Many interventions that dramatically extend lifespan in worms, flies, or mice have uncertain effects in humans. The gap between laboratory success and clinical reality remains large.

Yet some practical conclusions are remarkably consistent with what aging biology suggests:

• Regular physical activity supports mitochondrial function, metabolic health, and cellular resilience.

• Adequate sleep improves repair and maintenance processes.

• Avoiding smoking reduces DNA damage and systemic inflammation.

• Maintaining metabolic health helps regulate nutrient-sensing pathways.

• Social connection and psychological well-being influence inflammatory and hormonal signaling.

None of these behaviors stop aging. But they appear to influence many of the biological systems involved in aging.

The Bottom Line

The hallmarks of aging provide one of the most useful frameworks for understanding why our bodies change over time. They offer a map of the biological processes that underlie aging and suggest possible ways to slow its harmful effects.
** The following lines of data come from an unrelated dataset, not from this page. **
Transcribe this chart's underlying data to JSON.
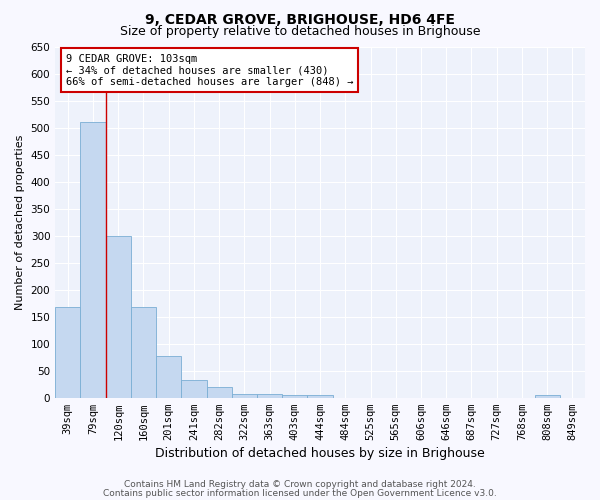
{
  "title": "9, CEDAR GROVE, BRIGHOUSE, HD6 4FE",
  "subtitle": "Size of property relative to detached houses in Brighouse",
  "xlabel": "Distribution of detached houses by size in Brighouse",
  "ylabel": "Number of detached properties",
  "categories": [
    "39sqm",
    "79sqm",
    "120sqm",
    "160sqm",
    "201sqm",
    "241sqm",
    "282sqm",
    "322sqm",
    "363sqm",
    "403sqm",
    "444sqm",
    "484sqm",
    "525sqm",
    "565sqm",
    "606sqm",
    "646sqm",
    "687sqm",
    "727sqm",
    "768sqm",
    "808sqm",
    "849sqm"
  ],
  "values": [
    167,
    510,
    300,
    167,
    78,
    32,
    20,
    7,
    6,
    5,
    5,
    0,
    0,
    0,
    0,
    0,
    0,
    0,
    0,
    5,
    0
  ],
  "bar_color": "#c5d8f0",
  "bar_edge_color": "#7aaed4",
  "ylim": [
    0,
    650
  ],
  "yticks": [
    0,
    50,
    100,
    150,
    200,
    250,
    300,
    350,
    400,
    450,
    500,
    550,
    600,
    650
  ],
  "red_line_x": 1.5,
  "annotation_text": "9 CEDAR GROVE: 103sqm\n← 34% of detached houses are smaller (430)\n66% of semi-detached houses are larger (848) →",
  "annotation_box_facecolor": "#ffffff",
  "annotation_box_edgecolor": "#cc0000",
  "bg_color": "#eef2fb",
  "grid_color": "#ffffff",
  "fig_bg": "#f8f8ff",
  "title_fontsize": 10,
  "subtitle_fontsize": 9,
  "xlabel_fontsize": 9,
  "ylabel_fontsize": 8,
  "tick_fontsize": 7.5,
  "annot_fontsize": 7.5,
  "footnote1": "Contains HM Land Registry data © Crown copyright and database right 2024.",
  "footnote2": "Contains public sector information licensed under the Open Government Licence v3.0.",
  "footnote_fontsize": 6.5
}
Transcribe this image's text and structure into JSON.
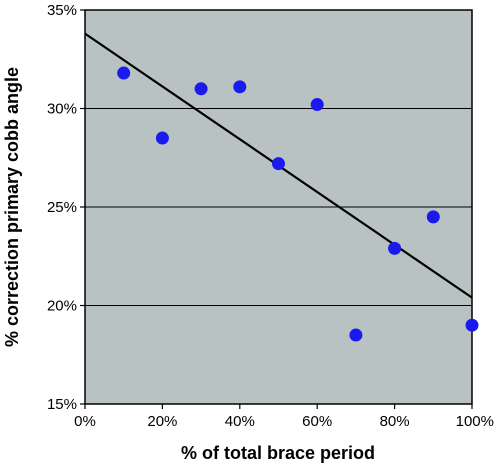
{
  "chart_data": {
    "type": "scatter",
    "title": "",
    "xlabel": "%  of total brace period",
    "ylabel": "% correction primary cobb angle",
    "xlim": [
      0,
      100
    ],
    "ylim": [
      15,
      35
    ],
    "x_ticks": [
      0,
      20,
      40,
      60,
      80,
      100
    ],
    "y_ticks": [
      15,
      20,
      25,
      30,
      35
    ],
    "x_tick_labels": [
      "0%",
      "20%",
      "40%",
      "60%",
      "80%",
      "100%"
    ],
    "y_tick_labels": [
      "15%",
      "20%",
      "25%",
      "30%",
      "35%"
    ],
    "grid": "horizontal",
    "legend": "none",
    "series": [
      {
        "points": [
          {
            "x": 10,
            "y": 31.8
          },
          {
            "x": 20,
            "y": 28.5
          },
          {
            "x": 30,
            "y": 31.0
          },
          {
            "x": 40,
            "y": 31.1
          },
          {
            "x": 50,
            "y": 27.2
          },
          {
            "x": 60,
            "y": 30.2
          },
          {
            "x": 70,
            "y": 18.5
          },
          {
            "x": 80,
            "y": 22.9
          },
          {
            "x": 90,
            "y": 24.5
          },
          {
            "x": 100,
            "y": 19.0
          }
        ],
        "color": "#1a1aee"
      }
    ],
    "trendline": {
      "from": {
        "x": 0,
        "y": 33.8
      },
      "to": {
        "x": 100,
        "y": 20.4
      },
      "color": "#000000"
    },
    "plot_background": "#b8c2c2",
    "gridline_color": "#000000"
  }
}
But a framework is not a final answer.

Scientists still debate which hallmarks are causes, which are consequences, and which are simply indicators of deeper processes. Many interventions remain unproven in humans. The biology is more complicated than any single model can capture.

What the hallmarks have accomplished is something equally valuable: they transformed aging from an abstract inevitability into a scientific problem that can be studied, measured, and perhaps one day modified.

For now, the most important lesson is not that we are on the verge of defeating aging. It is that aging is a biological process—and biological processes can be understood.